Cercò di muovere le gambe, ma si accorse che la gamba destra non rispondeva. Iniziò a sentirsi inquieto e preoccupato, non capiva cosa gli stesse succedendo. La porta si aprì e una giovane infermiera entrò nella stanza.

"Buongiorno, signor Lorenzo. Come si sente oggi?" chiese l'infermiera, sorridendo.

"Non riesco a muovere la gamba destra. Cosa mi sta succedendo?" rispose Lorenzo, preoccupato.

" Chiamo subito il medico", disse l'infermiera, lasciando la stanza.

Lorenzo - che lavorava come steward su gli euronight per una compagnia di trasporto internazionale - cercò di ricordare cosa fosse successo prima di finire in ospedale. Ricordava di essere stato a Zurigo per lavoro e che il treno era diretto a Roma Termini e di essersi sentito male durante il turno di notte nel suo Office, tra il ventuno e il ventidue di ottobre, ma non riusciva a ricordare altro.

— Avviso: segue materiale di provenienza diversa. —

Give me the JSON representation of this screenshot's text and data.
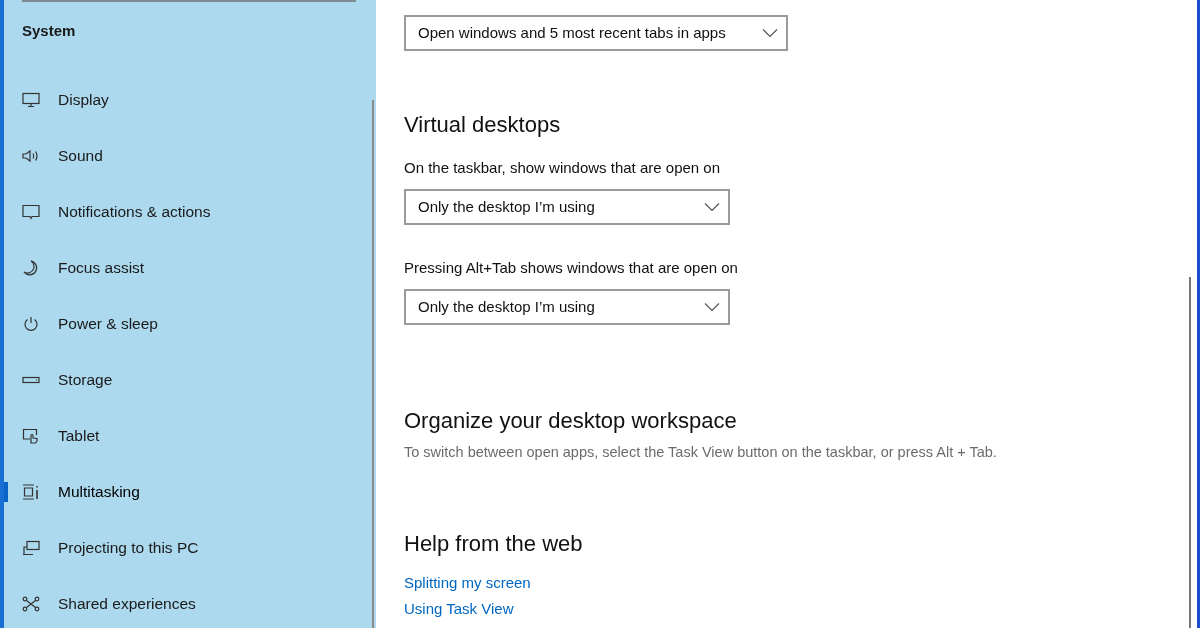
{
  "sidebar": {
    "heading": "System",
    "items": [
      {
        "label": "Display",
        "selected": false
      },
      {
        "label": "Sound",
        "selected": false
      },
      {
        "label": "Notifications & actions",
        "selected": false
      },
      {
        "label": "Focus assist",
        "selected": false
      },
      {
        "label": "Power & sleep",
        "selected": false
      },
      {
        "label": "Storage",
        "selected": false
      },
      {
        "label": "Tablet",
        "selected": false
      },
      {
        "label": "Multitasking",
        "selected": true
      },
      {
        "label": "Projecting to this PC",
        "selected": false
      },
      {
        "label": "Shared experiences",
        "selected": false
      }
    ]
  },
  "content": {
    "alt_tab_dropdown": {
      "value": "Open windows and 5 most recent tabs in apps"
    },
    "virtual_desktops": {
      "title": "Virtual desktops",
      "settings": [
        {
          "label": "On the taskbar, show windows that are open on",
          "value": "Only the desktop I’m using"
        },
        {
          "label": "Pressing Alt+Tab shows windows that are open on",
          "value": "Only the desktop I’m using"
        }
      ]
    },
    "organize": {
      "title": "Organize your desktop workspace",
      "description": "To switch between open apps, select the Task View button on the taskbar, or press Alt + Tab."
    },
    "help": {
      "title": "Help from the web",
      "links": [
        "Splitting my screen",
        "Using Task View"
      ]
    }
  }
}
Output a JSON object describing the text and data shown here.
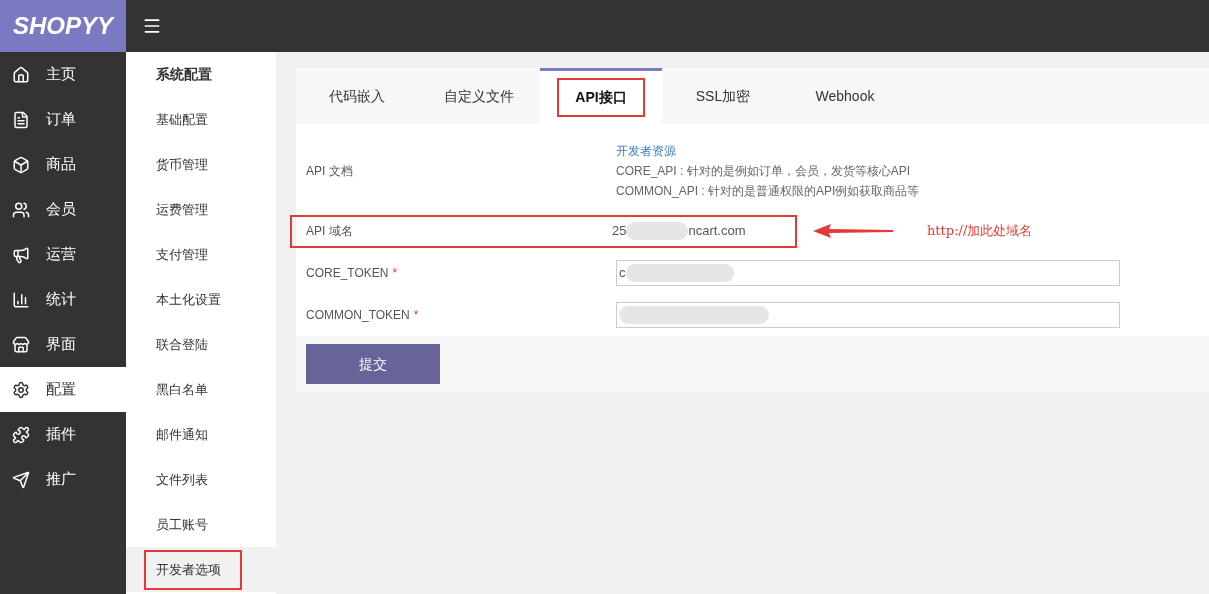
{
  "logo": "SHOPYY",
  "nav": [
    {
      "label": "主页",
      "selected": false
    },
    {
      "label": "订单",
      "selected": false
    },
    {
      "label": "商品",
      "selected": false
    },
    {
      "label": "会员",
      "selected": false
    },
    {
      "label": "运营",
      "selected": false
    },
    {
      "label": "统计",
      "selected": false
    },
    {
      "label": "界面",
      "selected": false
    },
    {
      "label": "配置",
      "selected": true
    },
    {
      "label": "插件",
      "selected": false
    },
    {
      "label": "推广",
      "selected": false
    }
  ],
  "submenu": {
    "title": "系统配置",
    "items": [
      {
        "label": "基础配置",
        "selected": false,
        "annotated": false
      },
      {
        "label": "货币管理",
        "selected": false,
        "annotated": false
      },
      {
        "label": "运费管理",
        "selected": false,
        "annotated": false
      },
      {
        "label": "支付管理",
        "selected": false,
        "annotated": false
      },
      {
        "label": "本土化设置",
        "selected": false,
        "annotated": false
      },
      {
        "label": "联合登陆",
        "selected": false,
        "annotated": false
      },
      {
        "label": "黑白名单",
        "selected": false,
        "annotated": false
      },
      {
        "label": "邮件通知",
        "selected": false,
        "annotated": false
      },
      {
        "label": "文件列表",
        "selected": false,
        "annotated": false
      },
      {
        "label": "员工账号",
        "selected": false,
        "annotated": false
      },
      {
        "label": "开发者选项",
        "selected": true,
        "annotated": true
      }
    ]
  },
  "tabs": [
    {
      "label": "代码嵌入",
      "selected": false,
      "annotated": false
    },
    {
      "label": "自定义文件",
      "selected": false,
      "annotated": false
    },
    {
      "label": "API接口",
      "selected": true,
      "annotated": true
    },
    {
      "label": "SSL加密",
      "selected": false,
      "annotated": false
    },
    {
      "label": "Webhook",
      "selected": false,
      "annotated": false
    }
  ],
  "form": {
    "rows": [
      {
        "kind": "doc",
        "label": "API 文档",
        "link": "开发者资源",
        "lines": [
          "CORE_API : 针对的是例如订单，会员，发货等核心API",
          "COMMON_API : 针对的是普通权限的API例如获取商品等"
        ]
      },
      {
        "kind": "text",
        "label": "API 域名",
        "value_start": "25",
        "value_end": "ncart.com",
        "annotated": true
      },
      {
        "kind": "input",
        "label": "CORE_TOKEN",
        "required_mark": "*",
        "value": "c"
      },
      {
        "kind": "input",
        "label": "COMMON_TOKEN",
        "required_mark": "*"
      }
    ]
  },
  "submit": "提交",
  "annotation": "http://加此处域名"
}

Il medico arrivò poco dopo e gli spiegò che aveva subito un ictus durante il viaggio in treno. Gli dissero che avrebbe dovuto rimanere in ospedale per un po' di tempo per recuperare e fare delle terapie.

Non riusciva a credere a ciò che gli stava accadendo. Si sentiva come se fosse stato strappato via dalla sua vita e gettato in un mondo sconosciuto.

La sua mente era confusa e annebbiata, e la gamba destra non rispondeva ai suoi comandi. Si sentiva intrappolato nella sua stessa pelle, incapace di fare ciò che prima gli sembrava scontato. La sua vita era cambiata in un istante, e non sapeva come avrebbe fatto ad affrontare tutto ciò.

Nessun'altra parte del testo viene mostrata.